Friday, November 1, 2024

Enhance!

 

AI, Satellite Images, Sci-Fi, and Magic

I remember watching Blade Runner as a kid—the original from 1982, when we were using DOS on 386 computers with CRT monitors. I was particularly fascinated by the scene where Harrison Ford mumbles instructions to a computer that seems to understand everything perfectly. What really baffled me was the "enhance" command. From a low-quality scan of a paper photo, the computer extracts absurdly detailed parts of the image through a series of panning, zooming, and "enhance" commands. I vividly thought, "It's impossible for the computer to retrieve information that isn’t there." This "enhance" trick defies the laws of information theory, thermodynamics, or whatever other principle there might be —it's just cinematic magic.

Fast forward to 2024. I recently stumbled upon a post about how AI models have been used to "enhance" low-resolution satellite images. This led me to the Satlas project at the Allen Institute for Artificial Intelligence. I was particularly excited by the "Super Resolution" model, which takes Sentinel-2 satellite images (those used in GeoFS) with a maximum resolution of 10 meters per pixel and refines them to 1 meter per pixel using some clever AI techniques.

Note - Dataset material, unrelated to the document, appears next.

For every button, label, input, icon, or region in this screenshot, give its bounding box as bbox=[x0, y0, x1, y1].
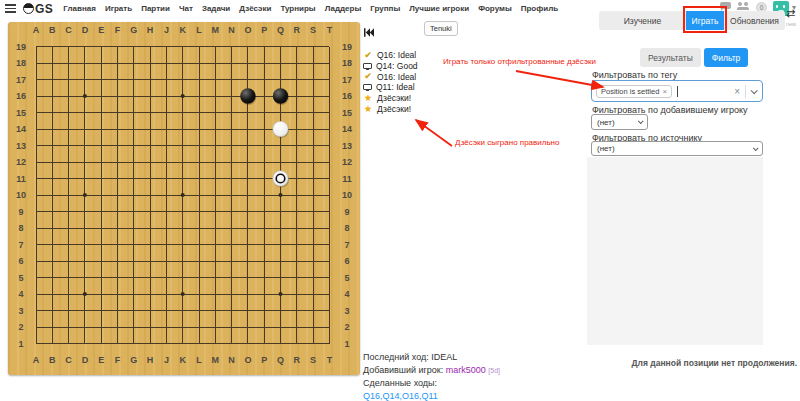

Sentinel-2 (left) and Super Resolution (right)

Generative AI can be a tricky process; it may sometimes hallucinate or create strange artifacts. But, as Arthur C. Clarke put it, the results can be "indistinguishable from magic." The information doesn’t come from nowhere, though. The model was trained using temporal series data (Sentinel-2 images are updated regularly and cover many years) and freely available high-resolution images (such as NAIP).

Hallucinating AI

The resulting dataset was made available to GeoFS by the Allen Institute's "Super Resolution" team, led by Piper Wolters, whom I want to thank for helping to get this data ready for GeoFS. Her team, which includes Favyen Bastani and Ani Kembhavi, has published a paper about their research, which you can read here.

This new data will replace the aging, blurry Sentinel-2 images in GeoFS. While this is still an experimental phase and availability may change, you can currently enjoy GeoFS in "SR" Super Resolution, worldwide and for free. Just say: "Enhance!"